Keen is married and has four children. She traveled from England to attend a number of women’s-rights protests and events in the United States this month, including the NCAA swim championship in Atlanta where the biological male, Lia Thomas, was permitted to displace and dominate female athletes.
Ennis (a biological male) was married to a woman and fathered three children. At the age of 49, he split with his wife of 17 years and publicly declared himself to be a woman. Ennis later went back to identifying as a man, then switched again for the third time, and currently presents as a woman.

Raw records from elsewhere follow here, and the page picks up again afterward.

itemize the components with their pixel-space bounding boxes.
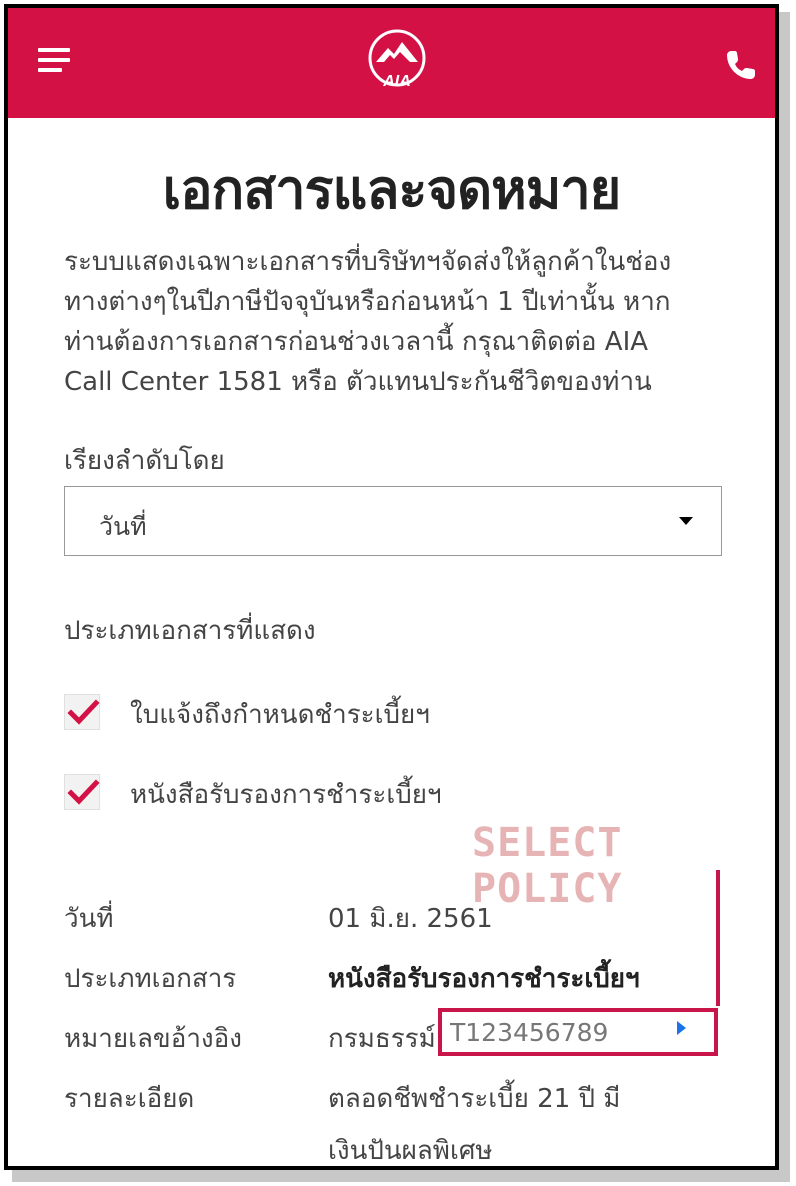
svg-text:AIA: AIA — [382, 73, 411, 90]
detail-value-line: ตลอดชีพชำระเบี้ย 21 ปี มี — [328, 1084, 621, 1114]
aia-logo: AIA — [368, 29, 426, 90]
reference-prefix: กรมธรรม์ — [328, 1024, 436, 1054]
intro-line: ทางต่างๆในปีภาษีปัจจุบันหรือก่อนหน้า 1 ป… — [64, 287, 671, 317]
doc-type-field-label: ประเภทเอกสาร — [64, 964, 237, 994]
hamburger-menu-icon[interactable] — [38, 48, 70, 76]
checkbox-label: ใบแจ้งถึงกำหนดชำระเบี้ยฯ — [130, 700, 430, 730]
caret-down-icon — [679, 517, 693, 525]
select-policy-annotation: SELECT POLICY — [472, 820, 623, 912]
checkbox-label: หนังสือรับรองการชำระเบี้ยฯ — [130, 780, 442, 810]
checkbox[interactable] — [64, 774, 100, 810]
page-title: เอกสารและจดหมาย — [162, 158, 622, 221]
doc-type-value: หนังสือรับรองการชำระเบี้ยฯ — [328, 964, 640, 994]
checkbox[interactable] — [64, 694, 100, 730]
sort-label: เรียงลำดับโดย — [64, 446, 225, 476]
phone-icon[interactable] — [724, 48, 758, 82]
intro-line: ท่านต้องการเอกสารก่อนช่วงเวลานี้ กรุณาติ… — [64, 327, 649, 357]
detail-label: รายละเอียด — [64, 1084, 195, 1114]
annotation-connector-line — [716, 870, 720, 1006]
phone-screen-frame: AIA เอกสารและจดหมาย ระบบแสดงเฉพาะเอกสารท… — [4, 4, 779, 1170]
sort-select[interactable]: วันที่ — [64, 486, 722, 556]
policy-number: T123456789 — [450, 1018, 609, 1047]
date-value: 01 มิ.ย. 2561 — [328, 904, 493, 934]
detail-value-line: เงินปันผลพิเศษ — [328, 1136, 493, 1166]
sort-selected-value: วันที่ — [99, 512, 147, 541]
app-header: AIA — [8, 8, 775, 118]
intro-line: ระบบแสดงเฉพาะเอกสารที่บริษัทฯจัดส่งให้ลู… — [64, 247, 672, 277]
reference-label: หมายเลขอ้างอิง — [64, 1024, 242, 1054]
intro-text: ระบบแสดงเฉพาะเอกสารที่บริษัทฯจัดส่งให้ลู… — [64, 242, 714, 402]
checkmark-icon — [67, 779, 100, 805]
date-label: วันที่ — [64, 904, 114, 934]
intro-line: Call Center 1581 หรือ ตัวแทนประกันชีวิตข… — [64, 367, 652, 397]
caret-right-icon — [677, 1021, 686, 1035]
doc-type-label: ประเภทเอกสารที่แสดง — [64, 616, 316, 646]
policy-selector[interactable]: T123456789 — [446, 1016, 710, 1048]
checkmark-icon — [67, 699, 100, 725]
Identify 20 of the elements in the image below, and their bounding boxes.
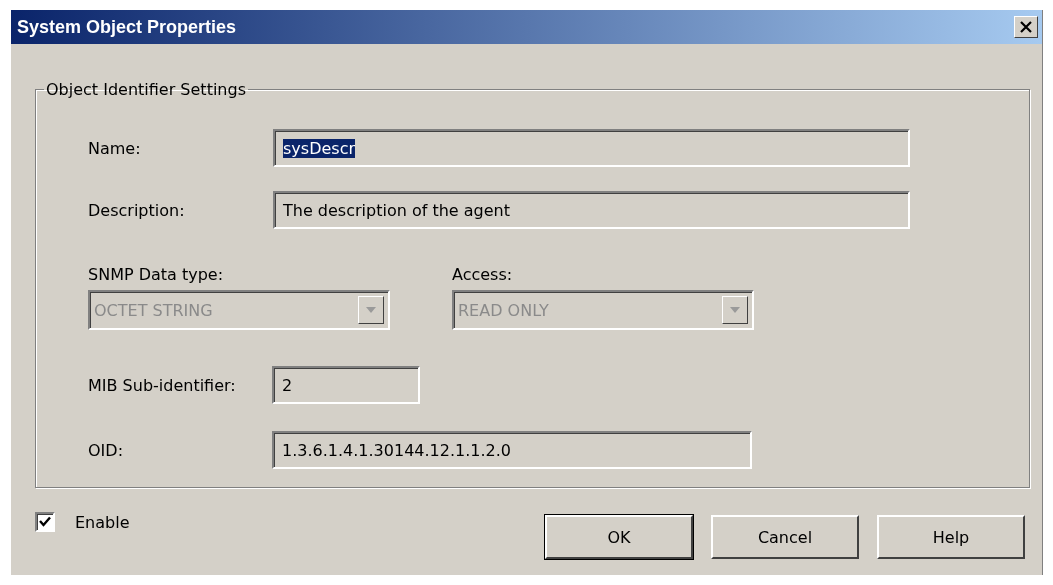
dialog-button[interactable]: Help xyxy=(877,515,1025,559)
checkbox[interactable] xyxy=(35,512,55,532)
dialog-button[interactable]: OK xyxy=(545,515,693,559)
input-field[interactable]: The description of the agent xyxy=(273,191,910,229)
group-title: Object Identifier Settings xyxy=(45,80,247,99)
input-field[interactable]: 2 xyxy=(272,366,420,404)
input-field[interactable]: sysDescr xyxy=(273,129,910,167)
input-field[interactable]: 1.3.6.1.4.1.30144.12.1.1.2.0 xyxy=(272,431,752,469)
checkmark-icon xyxy=(39,516,51,528)
field-label: SNMP Data type: xyxy=(88,265,225,284)
field-label: Description: xyxy=(88,200,186,220)
field-label: MIB Sub-identifier: xyxy=(88,375,237,395)
field-label: Name: xyxy=(88,138,142,158)
close-button[interactable] xyxy=(1014,16,1038,38)
checkbox-label: Enable xyxy=(75,512,130,532)
dialog-button[interactable]: Cancel xyxy=(711,515,859,559)
field-label: OID: xyxy=(88,440,125,460)
close-icon xyxy=(1019,21,1033,33)
field-label: Access: xyxy=(452,265,514,284)
window-title: System Object Properties xyxy=(17,16,237,38)
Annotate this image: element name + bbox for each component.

Keen approached Ennis and introduced herself as the founder of Standing for Women. She asked whether Ennis used women’s spaces.
“I’m a woman,” Ennis said.
“Do you use women’s spaces, private spaces?” Keen asked again.
“I’m a woman,” Ennis said.
“Do you understand that you using women’s private spaces makes women and girls uncomfortable?”
“No one has ever objected to my presence,” Ennis said.
“That’s because they’d be intimidated by you,” Keen said.
“I’m sorry. Do you know who I am?”
“Yeah, I do.”
Keen continued asking Ennis, citing women’s comfort and dignity, not to use female spaces. But Ennis, tiring of her objections, asked Beth Seltzer, the founder of a separate women’s-rights organization Save Women’s Sports, to “call off your dog.”
“I beg your pardon,” Keen said. “As a mother, I am asking you — do not use female spaces. It makes women and girls very uncomfortable.”
“As a mother —” Ennis said.
“How dare you,” Keen said. “You are not a mother.”